The world today looks to us for leadership.

The force of events makes it necessary that we assume that role.

This is a critical period of our national life. The process of adapting ourselves to the new concept of our world responsibility is naturally a difficult and painful one. The cost is necessarily great.

It is not our nature to shirk our obligations. We have a heritage that constitutes the greatest resource of this Nation. I call it the spirit and character of the American people.

We are the people who gave the world George Washington, Thomas Jefferson, Andrew Jackson, Abraham Lincoln, Woodrow Wilson, and Franklin D. Roosevelt.

We are a people who not only cherish freedom and defend it, if need be with our lives, but we also recognize the right of other men and other nations to share it.

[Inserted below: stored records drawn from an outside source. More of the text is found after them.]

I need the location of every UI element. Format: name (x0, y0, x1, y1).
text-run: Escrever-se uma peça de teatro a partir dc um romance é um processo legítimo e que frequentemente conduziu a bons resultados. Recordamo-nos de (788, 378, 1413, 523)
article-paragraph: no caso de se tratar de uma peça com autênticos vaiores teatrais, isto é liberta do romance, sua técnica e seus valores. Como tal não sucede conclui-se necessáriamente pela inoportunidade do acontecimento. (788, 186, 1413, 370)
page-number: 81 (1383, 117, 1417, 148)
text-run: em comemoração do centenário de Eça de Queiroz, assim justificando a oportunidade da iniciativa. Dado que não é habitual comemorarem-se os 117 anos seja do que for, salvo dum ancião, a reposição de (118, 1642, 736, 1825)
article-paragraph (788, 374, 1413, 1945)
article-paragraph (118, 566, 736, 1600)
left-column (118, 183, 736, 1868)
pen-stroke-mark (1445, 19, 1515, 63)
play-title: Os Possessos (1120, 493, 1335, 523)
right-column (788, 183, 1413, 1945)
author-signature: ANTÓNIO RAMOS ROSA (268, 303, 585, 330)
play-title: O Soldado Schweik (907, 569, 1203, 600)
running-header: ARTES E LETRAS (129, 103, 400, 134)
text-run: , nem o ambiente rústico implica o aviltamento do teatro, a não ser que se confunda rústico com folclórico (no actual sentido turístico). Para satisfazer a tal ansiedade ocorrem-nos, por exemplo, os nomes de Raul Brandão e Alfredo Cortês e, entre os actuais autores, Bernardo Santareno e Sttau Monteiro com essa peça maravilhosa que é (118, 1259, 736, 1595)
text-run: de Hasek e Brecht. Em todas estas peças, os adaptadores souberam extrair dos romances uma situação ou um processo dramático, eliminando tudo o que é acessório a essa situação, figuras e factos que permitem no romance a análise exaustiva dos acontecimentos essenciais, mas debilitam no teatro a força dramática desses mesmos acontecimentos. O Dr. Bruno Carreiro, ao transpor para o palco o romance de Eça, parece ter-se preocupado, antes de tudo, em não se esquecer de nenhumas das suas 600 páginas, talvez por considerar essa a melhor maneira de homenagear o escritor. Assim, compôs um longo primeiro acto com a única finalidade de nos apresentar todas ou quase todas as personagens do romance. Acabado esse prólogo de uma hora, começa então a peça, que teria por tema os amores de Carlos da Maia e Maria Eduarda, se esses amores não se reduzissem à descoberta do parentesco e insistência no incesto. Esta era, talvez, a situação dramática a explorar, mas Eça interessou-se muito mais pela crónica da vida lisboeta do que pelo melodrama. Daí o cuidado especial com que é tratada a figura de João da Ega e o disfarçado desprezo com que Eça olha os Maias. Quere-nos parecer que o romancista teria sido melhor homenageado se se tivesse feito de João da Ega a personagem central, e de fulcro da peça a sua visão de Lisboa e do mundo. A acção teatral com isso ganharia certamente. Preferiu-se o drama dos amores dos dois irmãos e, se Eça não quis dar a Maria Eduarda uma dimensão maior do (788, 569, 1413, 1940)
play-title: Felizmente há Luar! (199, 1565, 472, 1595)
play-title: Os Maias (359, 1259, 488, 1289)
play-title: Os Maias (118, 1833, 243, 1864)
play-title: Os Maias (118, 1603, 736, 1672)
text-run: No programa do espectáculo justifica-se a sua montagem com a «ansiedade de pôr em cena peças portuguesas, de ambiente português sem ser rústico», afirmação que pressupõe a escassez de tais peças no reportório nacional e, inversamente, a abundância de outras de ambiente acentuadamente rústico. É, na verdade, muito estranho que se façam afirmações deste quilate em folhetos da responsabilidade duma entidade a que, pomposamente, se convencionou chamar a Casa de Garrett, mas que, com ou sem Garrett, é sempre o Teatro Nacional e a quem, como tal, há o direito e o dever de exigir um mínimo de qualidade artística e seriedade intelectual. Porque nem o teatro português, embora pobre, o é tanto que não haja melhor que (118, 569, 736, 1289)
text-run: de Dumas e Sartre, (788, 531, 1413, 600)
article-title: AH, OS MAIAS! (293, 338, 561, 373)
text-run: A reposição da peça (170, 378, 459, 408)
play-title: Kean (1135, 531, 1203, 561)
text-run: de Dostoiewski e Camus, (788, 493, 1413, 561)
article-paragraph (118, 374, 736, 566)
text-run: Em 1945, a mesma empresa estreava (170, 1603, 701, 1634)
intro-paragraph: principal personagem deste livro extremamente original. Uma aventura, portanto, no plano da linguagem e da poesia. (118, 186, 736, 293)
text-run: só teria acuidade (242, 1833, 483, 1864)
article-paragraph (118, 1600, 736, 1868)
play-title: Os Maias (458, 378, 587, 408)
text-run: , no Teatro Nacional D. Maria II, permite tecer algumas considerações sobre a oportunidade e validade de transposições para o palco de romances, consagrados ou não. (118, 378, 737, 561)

While the struggle for the rights of man goes forward in other parts of the world, the free people of America cannot look on with easy detachment, with indifference to the outcome.

In our effort to make permanent the peace of the world, we have much to preserve-much to improve--and much to pioneer.

As we strive to reach the fulfillment of our quest we will do well to recall the words of Thomas Jefferson:

"I have sworn, upon the altar of God, eternal hostility against every form of tyranny over the mind of man."

Note: The President spoke at 10:30 a.m. at the Mayflower Hotel in Washington. His opening words "Mr. Speaker" referred to Representative Sam Rayburn of Texas, Minority Leader in the Both Congress, who served as Speaker of the House of Representatives during the 76th, 77th, 78th, and 79th Congresses.